In matters of export and art, the state always seems to have its way

Posted on: April 7, 2020 by

When it comes to the export of works of art, the state always wins… or at least it can seem that way. The latest case to offer proof comes from the Court of Appeal of England and Wales in the matter of R (Simonis) v Arts Council England. Of course, matters of exporting cultural goods inevitably pit the individual exporter against the state. The process for the most part works smoothly – the exporter, usually a dealer or an export agent, applies for an export licence from the relevant authority, obtains the licence, and proceeds to take the art out of the country – but once in a while a standoff takes place. And this is just what happened in Simonis. In fact, it was an extra-territorial standoff.

Giotto Picture

Giotto’s ‘Madonna and Child’, the painting at the centre of the UK export dispute.
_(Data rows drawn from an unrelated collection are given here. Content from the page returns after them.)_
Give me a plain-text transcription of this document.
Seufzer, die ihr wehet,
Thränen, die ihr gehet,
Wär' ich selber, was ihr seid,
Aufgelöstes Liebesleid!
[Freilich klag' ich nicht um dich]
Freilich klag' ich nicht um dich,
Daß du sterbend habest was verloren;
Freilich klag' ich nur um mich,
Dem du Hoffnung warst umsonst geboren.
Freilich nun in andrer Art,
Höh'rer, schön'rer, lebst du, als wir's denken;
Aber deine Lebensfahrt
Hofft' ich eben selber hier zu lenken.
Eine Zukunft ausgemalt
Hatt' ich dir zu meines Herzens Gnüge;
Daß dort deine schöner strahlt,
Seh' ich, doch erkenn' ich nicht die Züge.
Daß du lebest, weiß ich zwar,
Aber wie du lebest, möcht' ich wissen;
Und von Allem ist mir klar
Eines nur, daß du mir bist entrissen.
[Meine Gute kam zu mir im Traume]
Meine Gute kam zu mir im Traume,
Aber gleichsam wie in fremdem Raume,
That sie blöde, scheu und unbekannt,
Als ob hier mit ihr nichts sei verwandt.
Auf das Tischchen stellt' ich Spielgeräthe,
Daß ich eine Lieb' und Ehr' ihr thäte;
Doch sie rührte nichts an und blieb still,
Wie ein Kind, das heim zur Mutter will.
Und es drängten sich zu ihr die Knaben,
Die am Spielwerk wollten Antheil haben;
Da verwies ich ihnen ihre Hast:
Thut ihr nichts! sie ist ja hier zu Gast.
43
The facts of Simonis were explained earlier (in a blog post I wrote after the judicial review and a great article by Selda Krasniqi in Art Antiquity and Law), but for the benefit of the uninitiated reader, I will offer a précis. A painting purchased by Mrs Simonis in Italy in 1990 as a non-descript knock-off was eventually attributed as the real thing, a work by the proto-Renaissance master Giotto di Bondone. By the time the Italian authorities caught on to its true nature (and its considerable value), Simonis had already obtained an Italian export licence to allow her to take it out of the country (dated 1999). A wrangle ensued in the Italian courts and after a favourable ruling for Simonis before the Lazio Administrative Tribunal on 7th February 2007, Simonis didn’t hesitate and sent the panel to London a week later. That happened to be the 14th February, Valentine’s Day.
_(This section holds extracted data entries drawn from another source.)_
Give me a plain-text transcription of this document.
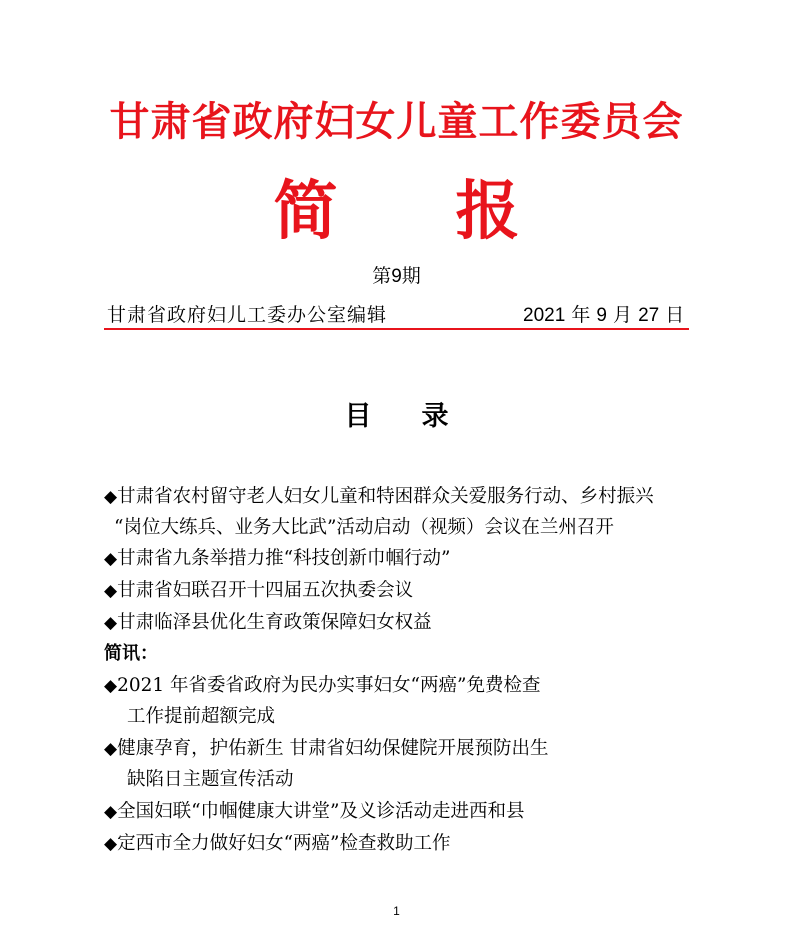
甘肃省政府妇女儿童工作委员会
简 报
第9期
甘肃省政府妇儿工委办公室编辑	2021 年 9 月 27 日
目 录
◆甘肃省农村留守老人妇女儿童和特困群众关爱服务行动、乡村振兴
“岗位大练兵、业务大比武”活动启动（视频）会议在兰州召开
◆甘肃省九条举措力推“科技创新巾帼行动”
◆甘肃省妇联召开十四届五次执委会议
◆甘肃临泽县优化生育政策保障妇女权益
简讯：
◆2021 年省委省政府为民办实事妇女“两癌”免费检查
工作提前超额完成
◆健康孕育，护佑新生 甘肃省妇幼保健院开展预防出生
缺陷日主题宣传活动
◆全国妇联“巾帼健康大讲堂”及义诊活动走进西和县
◆定西市全力做好妇女“两癌”检查救助工作
1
If, in the spirit of loving kindness, she were expecting a forgiving response by the Italian authorities to her dispatch, she would be sadly disappointed. Even though the work was now in the UK, the favourable decision of the Lazio Tribunal would be overturned on appeal the following year. When, in 2017, Simonis tried to export the painting once more, this time from the UK to Switzerland, she approached Arts Council England seeking an EU export licence. As Lord Justice Green, writing last month for a unanimous Court of Appeal, seemed to grasp: “The elephant in the room is that a better price is likely to be realised on the international market than from a forced sale to the state in Italy and of course Mrs Simonis now seeks a licence from the Arts Council to remove the painting out of the EU, to Switzerland” (at para 102, emphasis in the original).
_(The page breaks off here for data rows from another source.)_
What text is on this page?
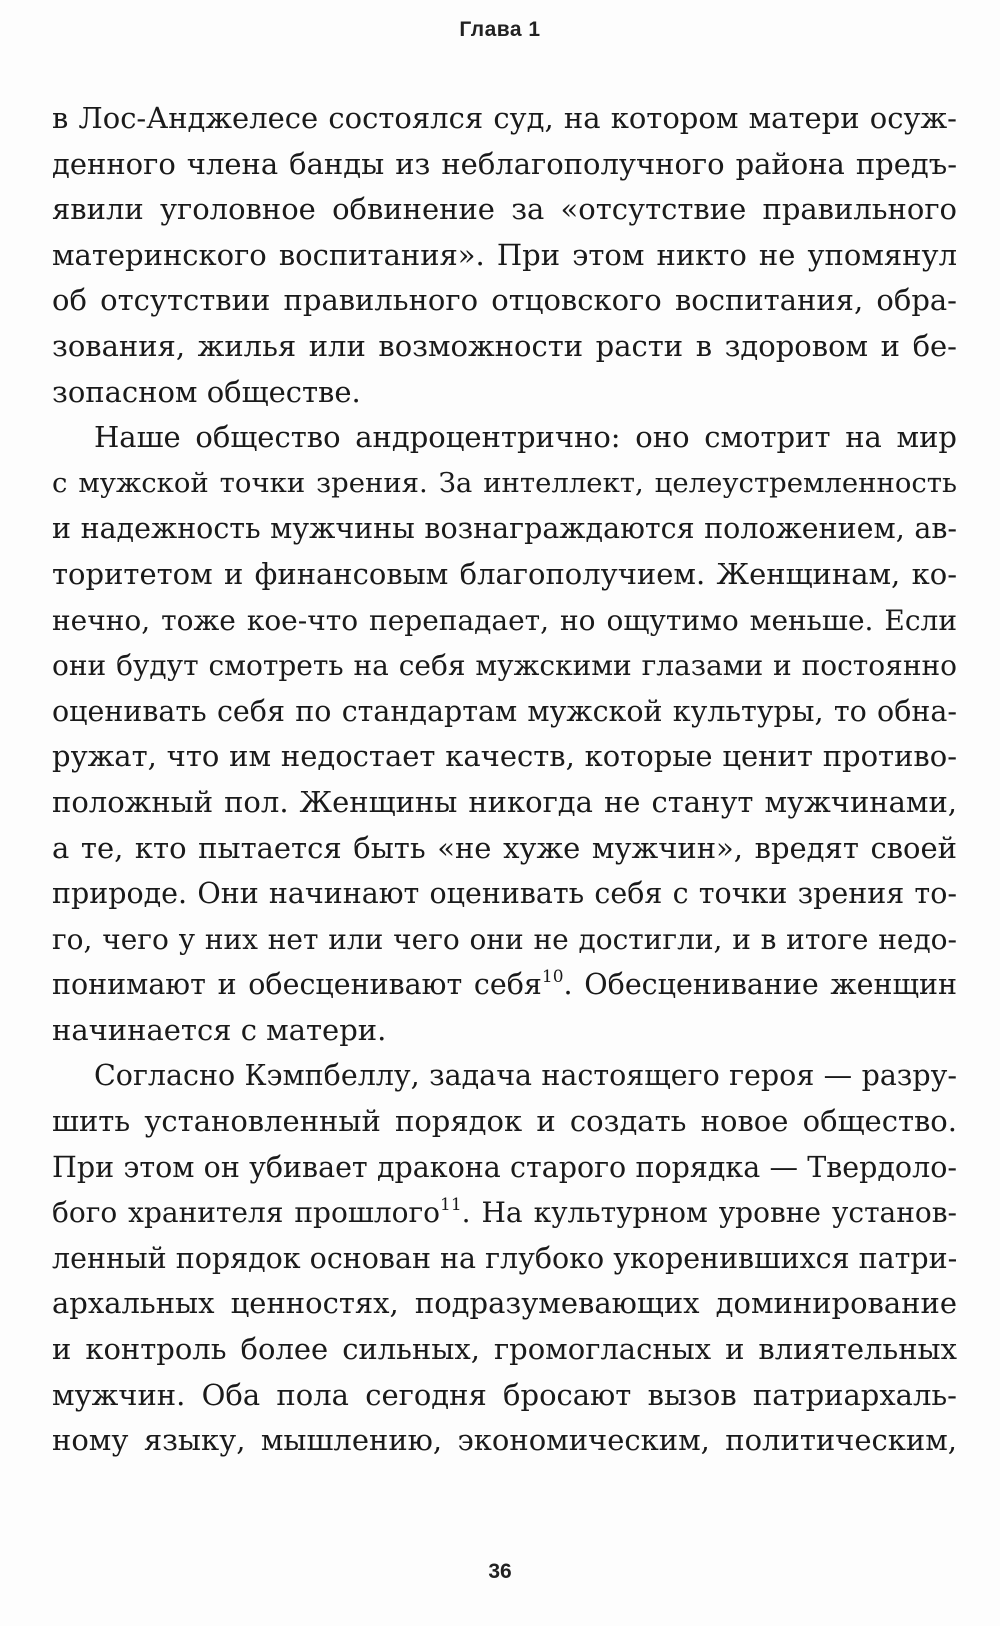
Глава 1
в Лос-Анджелесе состоялся суд, на котором матери осуж-
денного члена банды из неблагополучного района предъ-
явили уголовное обвинение за «отсутствие правильного
материнского воспитания». При этом никто не упомянул
об отсутствии правильного отцовского воспитания, обра-
зования, жилья или возможности расти в здоровом и бе-
зопасном обществе.
Наше общество андроцентрично: оно смотрит на мир
с мужской точки зрения. За интеллект, целеустремленность
и надежность мужчины вознаграждаются положением, ав-
торитетом и финансовым благополучием. Женщинам, ко-
нечно, тоже кое-что перепадает, но ощутимо меньше. Если
они будут смотреть на себя мужскими глазами и постоянно
оценивать себя по стандартам мужской культуры, то обна-
ружат, что им недостает качеств, которые ценит противо-
положный пол. Женщины никогда не станут мужчинами,
а те, кто пытается быть «не хуже мужчин», вредят своей
природе. Они начинают оценивать себя с точки зрения то-
го, чего у них нет или чего они не достигли, и в итоге недо-
понимают и обесценивают себя$^{10}$. Обесценивание женщин
начинается с матери.
Согласно Кэмпбеллу, задача настоящего героя — разру-
шить установленный порядок и создать новое общество.
При этом он убивает дракона старого порядка — Твердоло-
бого хранителя прошлого$^{11}$. На культурном уровне установ-
ленный порядок основан на глубоко укоренившихся патри-
архальных ценностях, подразумевающих доминирование
и контроль более сильных, громогласных и влиятельных
мужчин. Оба пола сегодня бросают вызов патриархаль-
ному языку, мышлению, экономическим, политическим,
36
Simonis came up against a reluctant Arts Council, which was of the opinion that, under EU law, it was not the ‘competent authority’ to issue a licence allowing the removal from the EU (this all happened pre-Brexit of course). Simonis disagreed, unsurprisingly, and the whole thing ended up in the English courts via a judicial review brought by Simonis. The result was a resounding defeat for the exporter at first instance in 2018 and, most recently, before the Court of Appeal on 13th March, where the conclusions of the trial judge were unwaveringly affirmed.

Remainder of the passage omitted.